In this scene, one of the lady’s servants is pouring her a drink.  In temples and in funeral rites, water was used for ritual purification, as in this scene where a priest is pouring water over the coffin of the deceased:

priest pouring103

It’s a shame the painting has flaked away just where I want to show you the water spouting out of the pots, but never mind.  And the blue wiggly lines for the water have come out nicely.  So, the symbol for “pure” was the standard ritual purification device of ancient Egyptian religion, the pot pouring out clean water, rendering the person or object it was poured over cleansed and pure.  Wab was also the word for “priest” in ancient Egyptian; literally, “the pure one”.

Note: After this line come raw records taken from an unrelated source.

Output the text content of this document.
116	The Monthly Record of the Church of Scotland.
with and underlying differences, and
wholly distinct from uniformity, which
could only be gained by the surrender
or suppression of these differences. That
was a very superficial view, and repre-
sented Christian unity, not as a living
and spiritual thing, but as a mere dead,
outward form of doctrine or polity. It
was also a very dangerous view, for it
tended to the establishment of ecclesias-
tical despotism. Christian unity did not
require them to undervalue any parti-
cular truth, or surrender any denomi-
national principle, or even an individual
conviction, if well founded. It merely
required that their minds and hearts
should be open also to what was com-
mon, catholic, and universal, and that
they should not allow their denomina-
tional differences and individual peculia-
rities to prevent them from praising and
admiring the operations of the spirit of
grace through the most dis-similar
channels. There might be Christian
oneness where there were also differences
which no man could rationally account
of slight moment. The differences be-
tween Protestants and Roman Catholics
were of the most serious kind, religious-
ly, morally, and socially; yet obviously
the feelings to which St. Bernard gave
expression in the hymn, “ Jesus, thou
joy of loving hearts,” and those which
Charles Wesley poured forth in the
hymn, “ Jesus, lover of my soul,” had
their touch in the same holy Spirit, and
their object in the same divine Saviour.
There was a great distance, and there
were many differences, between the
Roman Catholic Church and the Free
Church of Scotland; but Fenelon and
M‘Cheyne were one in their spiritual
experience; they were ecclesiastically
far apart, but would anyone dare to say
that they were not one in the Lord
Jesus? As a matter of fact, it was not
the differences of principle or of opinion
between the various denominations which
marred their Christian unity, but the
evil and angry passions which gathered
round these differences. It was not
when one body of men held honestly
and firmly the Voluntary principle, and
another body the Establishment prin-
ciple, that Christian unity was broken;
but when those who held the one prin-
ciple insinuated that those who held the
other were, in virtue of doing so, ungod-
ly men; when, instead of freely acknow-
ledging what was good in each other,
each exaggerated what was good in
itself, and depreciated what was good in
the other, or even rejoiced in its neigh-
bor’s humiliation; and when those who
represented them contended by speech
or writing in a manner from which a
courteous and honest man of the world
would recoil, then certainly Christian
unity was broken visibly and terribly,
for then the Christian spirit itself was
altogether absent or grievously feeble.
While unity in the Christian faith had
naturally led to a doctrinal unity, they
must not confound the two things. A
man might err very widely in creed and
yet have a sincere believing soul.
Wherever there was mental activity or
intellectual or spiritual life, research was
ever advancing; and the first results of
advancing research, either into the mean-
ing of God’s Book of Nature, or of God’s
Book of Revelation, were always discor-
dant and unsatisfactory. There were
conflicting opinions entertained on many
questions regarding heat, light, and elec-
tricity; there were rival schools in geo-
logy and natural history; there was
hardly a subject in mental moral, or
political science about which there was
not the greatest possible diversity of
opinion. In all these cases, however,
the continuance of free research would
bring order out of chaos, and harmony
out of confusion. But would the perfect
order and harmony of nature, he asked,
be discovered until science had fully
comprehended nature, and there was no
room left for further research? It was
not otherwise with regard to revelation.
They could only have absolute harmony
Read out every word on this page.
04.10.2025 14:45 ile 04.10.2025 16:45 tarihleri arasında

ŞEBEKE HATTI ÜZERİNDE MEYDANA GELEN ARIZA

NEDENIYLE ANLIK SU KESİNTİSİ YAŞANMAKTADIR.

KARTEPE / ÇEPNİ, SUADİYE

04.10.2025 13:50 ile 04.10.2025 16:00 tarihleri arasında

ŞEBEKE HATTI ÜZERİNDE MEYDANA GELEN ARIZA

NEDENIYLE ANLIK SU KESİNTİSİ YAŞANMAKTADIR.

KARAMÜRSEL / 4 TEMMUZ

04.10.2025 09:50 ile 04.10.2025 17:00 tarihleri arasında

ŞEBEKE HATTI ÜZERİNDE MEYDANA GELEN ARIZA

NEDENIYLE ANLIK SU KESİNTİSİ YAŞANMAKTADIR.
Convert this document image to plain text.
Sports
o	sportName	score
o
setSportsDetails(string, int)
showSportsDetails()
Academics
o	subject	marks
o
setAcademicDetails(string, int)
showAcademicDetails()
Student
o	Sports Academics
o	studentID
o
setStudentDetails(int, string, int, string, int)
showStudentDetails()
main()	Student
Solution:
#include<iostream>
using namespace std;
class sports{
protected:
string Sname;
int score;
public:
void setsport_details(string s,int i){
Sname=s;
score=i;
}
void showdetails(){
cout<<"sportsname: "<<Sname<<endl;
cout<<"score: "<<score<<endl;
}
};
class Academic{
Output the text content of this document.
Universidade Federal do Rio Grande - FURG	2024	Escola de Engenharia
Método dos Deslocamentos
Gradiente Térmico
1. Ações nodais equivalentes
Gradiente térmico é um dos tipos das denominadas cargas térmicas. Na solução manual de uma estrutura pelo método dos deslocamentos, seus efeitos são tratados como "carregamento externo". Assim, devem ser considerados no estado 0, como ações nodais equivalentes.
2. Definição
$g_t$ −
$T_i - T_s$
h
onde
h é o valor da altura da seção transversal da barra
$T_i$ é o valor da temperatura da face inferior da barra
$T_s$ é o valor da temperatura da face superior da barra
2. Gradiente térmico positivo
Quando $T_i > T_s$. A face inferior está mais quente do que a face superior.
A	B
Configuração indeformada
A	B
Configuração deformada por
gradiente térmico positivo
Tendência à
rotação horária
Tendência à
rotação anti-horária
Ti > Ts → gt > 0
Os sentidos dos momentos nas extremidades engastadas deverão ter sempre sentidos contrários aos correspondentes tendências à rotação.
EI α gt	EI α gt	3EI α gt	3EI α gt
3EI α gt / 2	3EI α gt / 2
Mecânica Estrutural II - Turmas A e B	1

Here’s an example from a temple relief:

wab seti relief104

We already know how to draw the foot.  Then just draw a little oval on top for the pot, like an egg lying on its side, but square off the pointy end a bit for the rim.  Then draw a zigzag line for the water, arcing out of the pot in a graceful curve.

Finally -please remember all this when the office plant contractors come round and water the aspidistras.  And stop stubbing out illicit cigarettes in the rubber plants, and using the weeping fig as a receptacle for your coffee dregs, or the office party plonk.  They’ve been ritually purified.  Have some respect.